EmbeddableTrait Methods

`matchingResults(string $targetModelClass, int $topK = 5, ?Closure $queryFilter = null): Collection`

Find models similar to the current model.

Parameters:

$targetModelClass: Fully qualified class name of the target model
$topK: Maximum number of results (default: 5)
$queryFilter: Optional closure to filter results before similarity calculation

Returns: Collection of models with match_percent and distance properties

`getEmbedding(): ?Embedding`

Get the existing embedding for the current model without creating a new one.

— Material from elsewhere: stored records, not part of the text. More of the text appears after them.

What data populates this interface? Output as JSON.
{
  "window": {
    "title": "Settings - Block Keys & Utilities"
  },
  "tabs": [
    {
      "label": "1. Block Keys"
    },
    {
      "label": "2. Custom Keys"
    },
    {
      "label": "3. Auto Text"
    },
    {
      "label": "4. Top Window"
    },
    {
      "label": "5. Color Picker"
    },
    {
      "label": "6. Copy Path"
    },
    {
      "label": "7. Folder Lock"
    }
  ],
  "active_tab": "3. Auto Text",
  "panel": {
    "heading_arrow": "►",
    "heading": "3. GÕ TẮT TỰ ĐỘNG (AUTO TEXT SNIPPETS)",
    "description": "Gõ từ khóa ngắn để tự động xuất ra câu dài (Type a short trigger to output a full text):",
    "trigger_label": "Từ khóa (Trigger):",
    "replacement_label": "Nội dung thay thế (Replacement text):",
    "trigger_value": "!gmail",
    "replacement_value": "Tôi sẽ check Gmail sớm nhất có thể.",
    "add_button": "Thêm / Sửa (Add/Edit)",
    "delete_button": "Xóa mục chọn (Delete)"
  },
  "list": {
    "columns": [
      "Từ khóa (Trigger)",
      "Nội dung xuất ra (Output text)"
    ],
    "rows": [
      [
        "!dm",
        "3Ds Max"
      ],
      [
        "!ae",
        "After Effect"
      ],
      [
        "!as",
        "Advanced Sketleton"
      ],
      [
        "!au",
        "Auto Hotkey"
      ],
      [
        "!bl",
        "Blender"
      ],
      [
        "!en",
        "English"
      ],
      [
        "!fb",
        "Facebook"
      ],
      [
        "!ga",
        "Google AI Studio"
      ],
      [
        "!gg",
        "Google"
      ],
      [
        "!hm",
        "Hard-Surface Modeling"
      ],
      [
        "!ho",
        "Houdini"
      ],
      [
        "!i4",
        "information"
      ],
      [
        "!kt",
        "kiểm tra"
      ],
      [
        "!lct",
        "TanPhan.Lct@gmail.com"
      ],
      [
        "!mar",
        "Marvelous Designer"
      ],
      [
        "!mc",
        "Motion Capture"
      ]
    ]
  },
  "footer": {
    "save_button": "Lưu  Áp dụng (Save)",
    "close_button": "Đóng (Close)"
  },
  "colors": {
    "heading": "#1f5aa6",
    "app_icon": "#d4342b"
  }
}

Returns: Embedding model instance or null if no embedding exists

`getOrCreateEmbedding(): Embedding`

Get the existing embedding or create a new one if none exists. Also handles updating embeddings when embedding_sync_required is true.

Returns: Embedding model instance

`queueForSyncing(): void`

Mark the model's embedding for re-generation on the next sync. This is useful when you want to defer embedding updates until a batch process runs.

Returns: void

`createFreshEmbedding(): Embedding`

Force create a new embedding for the model, bypassing any existing embedding.

Returns: Newly created Embedding model instance

`embedding(): MorphOne`

Eloquent relationship to the embedding record.

Returns: MorphOne relationship

EmbeddingSearchableTrait Methods

`queryForEmbedding(): Builder`

Get the base query for models to be embedded during initial processing.

Returns: Eloquent Builder instance

`queryForSyncing(): Builder`

Get the query for models that need re-embedding (sync process).